Riley couldn’t think of a reason why he shouldn’t speak to her. She was on the Hayes management team, and this could be a work matter. He caught Jim’s gaze and telegraphed his caution. Jim nodded, then turned back to the group he’d been chatting to.

“Of course.” Riley was polite and tried not to think about how uncomfortable she made him feel. She’s good at her job. Dad hired her. He must see something in her. I should give her five minutes.

“Would you…?” She looked left and right at the people near them. “Could we find a quiet space?”

Riley’s stomach sank. A quiet space meant this wasn’t work, and fuck, he wasn’t ready for talking about what he’d seen. Instead he put his Business Riley mask in place and nodded. He led them out of the main board space and down the corridor to what used to be his old map room. The memories were good ones—so many days sitting t cross-legged on the carpet pouring over massive geological mapping surveys. The room hadn’t changed, it was still being used as a map room, but he wondered how many of the geologists now working at Hayes Oil sat on the floor like he used to. The door shut behind them, and abruptly Riley was left with having to face a moment from his past that he resented having in his head.
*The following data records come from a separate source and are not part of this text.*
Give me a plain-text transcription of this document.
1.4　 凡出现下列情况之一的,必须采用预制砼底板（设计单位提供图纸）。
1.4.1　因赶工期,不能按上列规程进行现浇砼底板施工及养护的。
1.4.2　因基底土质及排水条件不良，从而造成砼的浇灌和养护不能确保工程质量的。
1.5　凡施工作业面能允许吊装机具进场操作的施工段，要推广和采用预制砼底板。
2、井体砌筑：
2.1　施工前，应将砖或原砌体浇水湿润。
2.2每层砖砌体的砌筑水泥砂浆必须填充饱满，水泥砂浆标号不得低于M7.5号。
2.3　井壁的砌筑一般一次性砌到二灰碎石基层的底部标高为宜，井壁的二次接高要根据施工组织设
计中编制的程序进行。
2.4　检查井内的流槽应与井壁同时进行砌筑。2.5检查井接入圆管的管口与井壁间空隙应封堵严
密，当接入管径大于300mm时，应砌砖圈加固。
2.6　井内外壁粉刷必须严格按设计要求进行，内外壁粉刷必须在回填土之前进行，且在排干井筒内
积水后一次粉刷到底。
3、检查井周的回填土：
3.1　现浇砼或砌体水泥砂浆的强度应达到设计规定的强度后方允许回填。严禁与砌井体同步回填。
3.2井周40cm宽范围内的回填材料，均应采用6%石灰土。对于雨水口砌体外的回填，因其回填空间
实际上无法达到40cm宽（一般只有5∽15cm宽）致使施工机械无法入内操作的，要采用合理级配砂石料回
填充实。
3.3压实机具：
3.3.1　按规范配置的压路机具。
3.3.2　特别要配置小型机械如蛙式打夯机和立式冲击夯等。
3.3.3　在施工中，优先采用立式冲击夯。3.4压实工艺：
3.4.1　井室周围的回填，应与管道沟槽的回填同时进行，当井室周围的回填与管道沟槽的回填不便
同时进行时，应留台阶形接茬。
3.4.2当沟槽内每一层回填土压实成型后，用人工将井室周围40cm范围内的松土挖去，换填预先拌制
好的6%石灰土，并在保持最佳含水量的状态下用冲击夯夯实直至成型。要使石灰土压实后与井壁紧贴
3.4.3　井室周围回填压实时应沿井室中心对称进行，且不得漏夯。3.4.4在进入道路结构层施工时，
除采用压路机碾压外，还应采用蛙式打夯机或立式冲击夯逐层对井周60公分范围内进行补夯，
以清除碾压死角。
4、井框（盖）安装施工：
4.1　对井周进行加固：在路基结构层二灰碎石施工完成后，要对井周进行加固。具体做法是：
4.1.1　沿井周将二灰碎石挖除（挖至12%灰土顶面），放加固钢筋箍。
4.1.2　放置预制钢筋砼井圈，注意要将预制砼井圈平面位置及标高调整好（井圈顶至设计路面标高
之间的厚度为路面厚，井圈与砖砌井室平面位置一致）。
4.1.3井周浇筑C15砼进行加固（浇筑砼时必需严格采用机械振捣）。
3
“I wanted to talk to you,” Charlotte began. She crossed her arms over her chest, dropped them, and then paced to the nearest map table and back again.

“Go on.” Riley felt like he needed to add something there because she was staring at him.

“I think I owe you an apology.”

“No, you don’t,” Riley snapped. “Lisa maybe, but not me.”

Charlotte closed her eyes, and Riley saw the change in her posture. No longer uncertain, she seemed beaten. “An explanation, then,” she said.

Riley opened his mouth to say something, then shut it again. An explanation was something he could handle if that is what she needed to get off her chest.

“Heroin,” she began. Her posture changed again, she stood taller, her shoulders back, and determination was written in her expression. “That was my poison. We all have them, from self-doubt to anxiety all the way through to dependence on drugs, the doubts plague us. I chose heroin as the way to escape… everything.”

By everything, Riley assumed she meant the family she’d been born into. He could understand that.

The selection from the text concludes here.